The once energetic shop-till-you drop woman had become week, lost all of the fat from her body and spent most of her time sleeping. And on top of all that, she had to spend hours each week in a dialysis center.

"It is just not a way of life," Meece said of dialysis patients.

It was with this in mind that she decided to donate her kidney, so that someone else might be spared some of the pain her mother had gone through.

"I didn't get to do it for my mother, so I did it in memory of her," Meece said of the donation she would ultimately make.

It is not uncommon for a relative or even a close friend to donate a kidney to a family member, or for the organ to be transplanted from a donor who had died suddenly. However, the hospital, one of the top transplant programs in the country, had never before had a healthy person volunteer to give up a kidney to someone they had never met.

After undergoing numerous tests, including psychological evaluation to make sure she would not back out once she was committed, they gave her the go-ahead. On Sept. 23, she went into surgery.

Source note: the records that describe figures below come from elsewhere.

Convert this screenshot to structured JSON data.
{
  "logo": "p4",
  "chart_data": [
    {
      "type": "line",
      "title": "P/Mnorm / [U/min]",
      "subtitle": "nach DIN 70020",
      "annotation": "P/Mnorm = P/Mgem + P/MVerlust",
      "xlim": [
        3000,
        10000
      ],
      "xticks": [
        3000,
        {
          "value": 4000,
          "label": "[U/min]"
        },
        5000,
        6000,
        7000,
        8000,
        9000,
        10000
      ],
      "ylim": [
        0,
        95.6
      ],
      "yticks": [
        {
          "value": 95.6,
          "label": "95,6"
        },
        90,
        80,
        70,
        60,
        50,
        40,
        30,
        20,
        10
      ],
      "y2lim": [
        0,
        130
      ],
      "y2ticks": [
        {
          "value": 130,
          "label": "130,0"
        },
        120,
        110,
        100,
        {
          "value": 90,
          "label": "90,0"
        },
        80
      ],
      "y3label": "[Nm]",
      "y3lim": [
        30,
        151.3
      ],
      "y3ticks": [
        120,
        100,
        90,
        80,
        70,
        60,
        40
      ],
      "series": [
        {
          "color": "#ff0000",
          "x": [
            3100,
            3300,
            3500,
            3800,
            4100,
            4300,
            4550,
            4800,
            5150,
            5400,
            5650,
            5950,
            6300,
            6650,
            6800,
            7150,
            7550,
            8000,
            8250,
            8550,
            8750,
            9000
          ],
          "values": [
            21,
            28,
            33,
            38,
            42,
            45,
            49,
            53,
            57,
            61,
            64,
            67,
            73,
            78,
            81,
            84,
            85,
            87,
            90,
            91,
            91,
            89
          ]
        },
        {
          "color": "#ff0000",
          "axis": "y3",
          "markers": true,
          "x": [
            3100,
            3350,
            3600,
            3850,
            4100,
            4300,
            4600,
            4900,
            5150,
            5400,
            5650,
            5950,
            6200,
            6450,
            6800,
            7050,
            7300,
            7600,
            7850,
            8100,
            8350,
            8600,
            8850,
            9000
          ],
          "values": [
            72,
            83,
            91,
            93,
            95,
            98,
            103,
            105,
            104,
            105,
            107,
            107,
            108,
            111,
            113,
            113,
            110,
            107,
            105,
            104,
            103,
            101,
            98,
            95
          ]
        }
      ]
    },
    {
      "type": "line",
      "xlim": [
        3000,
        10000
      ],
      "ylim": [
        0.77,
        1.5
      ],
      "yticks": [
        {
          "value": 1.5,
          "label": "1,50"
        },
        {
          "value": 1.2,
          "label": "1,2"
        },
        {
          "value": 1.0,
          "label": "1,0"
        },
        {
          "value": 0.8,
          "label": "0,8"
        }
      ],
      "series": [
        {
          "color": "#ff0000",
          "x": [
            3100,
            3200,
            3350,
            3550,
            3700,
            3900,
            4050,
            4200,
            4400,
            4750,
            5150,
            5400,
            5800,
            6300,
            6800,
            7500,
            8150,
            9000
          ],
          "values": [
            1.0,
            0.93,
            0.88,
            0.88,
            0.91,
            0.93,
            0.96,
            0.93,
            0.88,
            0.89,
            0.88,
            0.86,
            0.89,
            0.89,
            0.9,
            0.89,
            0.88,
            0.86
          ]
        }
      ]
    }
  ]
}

While in most cases a transplanted kidney will take a few days to really adapt to the recipients body, Everts said the organ she received from Meece began to work almost immediately.

"The kidney never cooled off," she said, explaining how transplant was different because it came from a live donor. "When a kidney is taken from a cadaver, it usually takes one or two dialysis treatments to start working again."

Although Meece had to spend some time in the hospital for an infection following the surgery, Everts has had none of the infections and other problems typical for a kidney transplant.

Careful not to violate any Health Insurance Portability and Accountability Act regulations during the procedure, staff at the hospital took extreme precautions to make sure the donation remained totally anonymous.

Karen Everts remembers that day.

"They told us to be there at 5:30 a.m. and not a moment before and not a moment after," she said. "They told Paula to be there at 5 a.m.."

Efforts were made to keep families of the women on separate floors and away from each other on the elevators and hallways, even though they had no idea what each other looked like.

However, a month after the procedure, doctors allowed the women and their families to meet. They first came face to face while Meece was still in the hospital, and since then have had several get-togethers, including meeting for lunch recently in Greencastle.

While they sometimes recount the ordeal they shared, they also like to chat about their lives and the things they have in common, like a positive prognosis for both women.

For Meece, this means being able to see first-hand the fruits of her effort.

"My dream came true," she said. "Someone was able to live without dialysis."